Jennifer Robinson is a human rights lawyer and bonified UK national hero. Ms Robinson has an international practice based at Doughty Street Chambers in London, specialising in human rights, media, public, and international law. Ms Robinson works across a high-profile free speech and freedom of information cases and is the youngest Australian woman to have appeared before the International Court of Justice. She is best known for her work as counsel to Julian Assange and Wikileaks, placing her at the centre of one of the most important and controversial legal cases of the century. Ms Robinson has worked on high profile media law cases in the name of protection of journalists, including advising the New York Times during its investigation of the Murdoch phone-hacking scandal and Amber Heard in the various defamation cases brought by Johnny Depp over allegations of domestic violence.  She represented the BBC World Service in relation to the persecution of BBC Persian journalists, the family of Daphen Caruana Galizia, a Maltese journalist assassinated in a car bomb, and the International Federation of Journalists in relation to the killing of Palestinian journalists by Israel.

Ms Robinson was educated at the Australian National University and the University of Oxford where she was a Rhodes scholar. She has maintained a particular focus on climate justice issues, having successfully represented anti-fracking protesters in challenging sweeping anti-protest injunctions and in the successful legal challenge to have the UK’s fracking policy declared unlawful on climate change grounds. Ms Robinson has spent decades working with activists and political prisoners in West Papua, acting for United Liberation Movement for West Papua and their Nobel Peace Prize nominated leader, Benny Wenda. She has also conducted international human rights missions for the International Bar Association to Syria and Malaysia. Her work to support emerging lawyers from marginalised communities in public interest and human rights law includes five years building the Bertha Justice Initiative, a global human rights program. The program has now invested an estimated USD $50 million in strategic human rights litigation and education in more than 17 countries. In 2021, Ms.

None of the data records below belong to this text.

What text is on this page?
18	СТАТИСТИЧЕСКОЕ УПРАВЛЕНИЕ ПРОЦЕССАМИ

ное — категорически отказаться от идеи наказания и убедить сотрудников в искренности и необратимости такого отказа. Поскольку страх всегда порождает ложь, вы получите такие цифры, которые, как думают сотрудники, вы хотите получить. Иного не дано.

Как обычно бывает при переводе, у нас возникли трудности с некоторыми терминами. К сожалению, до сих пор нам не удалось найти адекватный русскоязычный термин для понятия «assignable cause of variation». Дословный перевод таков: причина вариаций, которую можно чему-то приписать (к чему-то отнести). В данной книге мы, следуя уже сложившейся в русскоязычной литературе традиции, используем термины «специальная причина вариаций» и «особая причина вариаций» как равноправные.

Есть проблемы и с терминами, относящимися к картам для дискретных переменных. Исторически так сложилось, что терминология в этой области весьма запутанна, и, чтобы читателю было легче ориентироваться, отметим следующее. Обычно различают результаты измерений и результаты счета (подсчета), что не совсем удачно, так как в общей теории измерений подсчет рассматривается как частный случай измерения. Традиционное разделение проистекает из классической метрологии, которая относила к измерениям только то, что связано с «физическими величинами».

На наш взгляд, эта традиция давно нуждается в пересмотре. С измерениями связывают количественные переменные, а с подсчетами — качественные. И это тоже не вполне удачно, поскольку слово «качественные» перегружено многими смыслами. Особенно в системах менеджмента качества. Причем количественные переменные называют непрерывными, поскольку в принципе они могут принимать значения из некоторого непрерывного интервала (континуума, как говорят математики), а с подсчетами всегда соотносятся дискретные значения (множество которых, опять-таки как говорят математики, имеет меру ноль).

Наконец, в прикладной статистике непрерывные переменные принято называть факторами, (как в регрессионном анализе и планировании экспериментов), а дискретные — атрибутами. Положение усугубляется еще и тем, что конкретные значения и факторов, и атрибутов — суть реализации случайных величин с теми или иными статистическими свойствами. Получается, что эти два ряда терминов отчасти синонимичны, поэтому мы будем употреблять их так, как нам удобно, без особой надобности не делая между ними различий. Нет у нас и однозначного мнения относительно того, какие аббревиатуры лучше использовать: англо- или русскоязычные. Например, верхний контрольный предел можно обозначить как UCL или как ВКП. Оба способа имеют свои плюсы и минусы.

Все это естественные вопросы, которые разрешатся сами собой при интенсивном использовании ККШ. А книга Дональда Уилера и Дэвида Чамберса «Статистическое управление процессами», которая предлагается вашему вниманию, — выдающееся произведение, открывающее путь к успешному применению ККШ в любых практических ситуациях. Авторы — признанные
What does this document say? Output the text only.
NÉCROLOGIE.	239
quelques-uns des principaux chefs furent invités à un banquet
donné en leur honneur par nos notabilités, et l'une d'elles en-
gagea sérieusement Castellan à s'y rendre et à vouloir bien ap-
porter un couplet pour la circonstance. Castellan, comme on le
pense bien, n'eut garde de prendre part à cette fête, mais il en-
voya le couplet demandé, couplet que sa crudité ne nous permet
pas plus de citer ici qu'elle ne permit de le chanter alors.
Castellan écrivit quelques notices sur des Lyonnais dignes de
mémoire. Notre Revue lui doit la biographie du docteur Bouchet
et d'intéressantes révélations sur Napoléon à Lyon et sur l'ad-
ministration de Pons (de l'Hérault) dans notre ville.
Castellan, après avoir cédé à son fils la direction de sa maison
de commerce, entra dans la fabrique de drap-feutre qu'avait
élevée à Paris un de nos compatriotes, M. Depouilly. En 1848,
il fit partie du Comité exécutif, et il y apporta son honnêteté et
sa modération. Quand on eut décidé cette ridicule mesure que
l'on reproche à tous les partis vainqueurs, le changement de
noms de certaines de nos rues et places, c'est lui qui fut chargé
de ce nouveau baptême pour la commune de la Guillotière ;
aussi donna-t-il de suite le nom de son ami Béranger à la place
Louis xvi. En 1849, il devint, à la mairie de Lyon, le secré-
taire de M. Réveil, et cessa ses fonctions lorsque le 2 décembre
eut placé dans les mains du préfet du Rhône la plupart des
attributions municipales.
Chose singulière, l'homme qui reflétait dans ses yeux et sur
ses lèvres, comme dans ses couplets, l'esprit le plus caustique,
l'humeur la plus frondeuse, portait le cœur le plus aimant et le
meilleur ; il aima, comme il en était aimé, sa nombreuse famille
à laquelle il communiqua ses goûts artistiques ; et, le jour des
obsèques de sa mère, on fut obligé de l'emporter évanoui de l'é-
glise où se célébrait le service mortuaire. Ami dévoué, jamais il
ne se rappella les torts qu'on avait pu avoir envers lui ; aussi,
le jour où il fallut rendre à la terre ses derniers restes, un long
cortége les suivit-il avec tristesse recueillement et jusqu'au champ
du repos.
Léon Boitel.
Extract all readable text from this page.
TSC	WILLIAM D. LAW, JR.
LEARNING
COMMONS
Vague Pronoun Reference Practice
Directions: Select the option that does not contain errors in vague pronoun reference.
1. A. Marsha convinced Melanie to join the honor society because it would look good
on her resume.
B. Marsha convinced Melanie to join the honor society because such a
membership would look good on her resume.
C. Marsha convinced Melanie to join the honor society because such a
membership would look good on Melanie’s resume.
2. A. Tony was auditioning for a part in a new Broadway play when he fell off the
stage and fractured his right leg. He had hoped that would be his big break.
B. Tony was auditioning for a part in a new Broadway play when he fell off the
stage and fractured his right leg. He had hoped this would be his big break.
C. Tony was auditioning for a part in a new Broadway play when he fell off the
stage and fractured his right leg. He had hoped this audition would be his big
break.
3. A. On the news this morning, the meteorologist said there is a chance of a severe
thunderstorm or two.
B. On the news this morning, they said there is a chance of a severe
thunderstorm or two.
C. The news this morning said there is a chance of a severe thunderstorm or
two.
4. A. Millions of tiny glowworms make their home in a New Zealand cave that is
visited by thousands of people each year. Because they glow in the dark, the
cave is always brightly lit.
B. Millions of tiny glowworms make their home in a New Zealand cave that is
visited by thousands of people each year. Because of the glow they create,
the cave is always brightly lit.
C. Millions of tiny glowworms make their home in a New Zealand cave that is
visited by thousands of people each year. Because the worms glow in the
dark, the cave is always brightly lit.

Robinson co-founded the Acacia Awards with the Public Education Foundation in Australia, which brings together public school alumni to provide financial support and mentoring to promising public school children across Australia and to create an alternative to private school networks for public school children. The program has grown from 10 to 35 annual scholarships in just the first year and Jen intends to build the program to ensure that there are awards in every school district across Australia.

“The law can be a powerful tool to bring about positive social change. I have seen the possibility of the law to create change and end systemic injustice through my work around the world – and this motivates me every day.”